Interesting, very interesting...maybe that will help punish all others.


----------



## RJP Diver (Jul 2, 2010)

Rashadabd said:


> This should be really good for the squad.


And for finding deals on "Garmin Barracuda" kit on ebay at great prices...

:thumbsup:


----------



## MattSoutherden (Jun 24, 2009)

RJP Diver said:


> And for finding deals on "Garmin Barracuda" kit on ebay at great prices...
> 
> :thumbsup:


Mmm. Good point.

I've never had the desire to get pro kit before, but I've been considering getting a Castelli free aero jersey. Maybe I can make an exception and get a G/B one on the cheap. I do ride a Cervelo.


----------



## RJP Diver (Jul 2, 2010)

MattSoutherden said:


> Mmm. Good point.
> 
> I've never had the desire to get pro kit before, but I've been considering getting a Castelli free aero jersey. Maybe I can make an exception and get a G/B one on the cheap. I do ride a Cervelo.

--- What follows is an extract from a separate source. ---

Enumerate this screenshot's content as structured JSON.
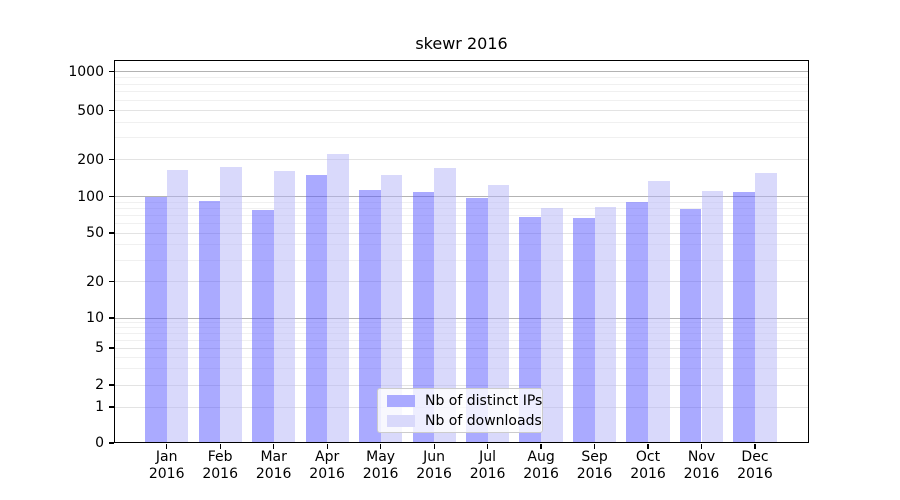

I've picked up a few Garmin-Cervelo Castelli jerseys for $39-$49 on eBay. Not so much because they are "pro team kit" but because they are great jerseys, that fit nicely, and look good... at a terrific price. I actually went with the Brazilian and Australian versions to ensure I'm as visible as possible on the road...


----------



## config (Aug 16, 2002)

Darn it, I just bought a Garmin-Barracuda polo shirt too.


----------



## Rashadabd (Sep 17, 2011)

I like the look of both of those and the other Team Garmin national champs jerseys a lot. The best of all time IMO was the Thor world champ jersey, but they are tough to find these days.


----------



## Rashadabd (Sep 17, 2011)

Here's the new kit:

Slipstream unveils new team kit for 2012 Tour de France


----------



## Doc1911 (May 23, 2012)

Most here probably already know this, but there is Team stuff here:

:: ProCycleGear - Cycling Jerseys, Bib Shorts and Gear! ::


----------



## scottzj (Oct 4, 2010)

Well although the kits are cool, I choose not to purchase them, as I usually only ride my team gear anyway. I wouldnt mind snagging a few polos for work.


----------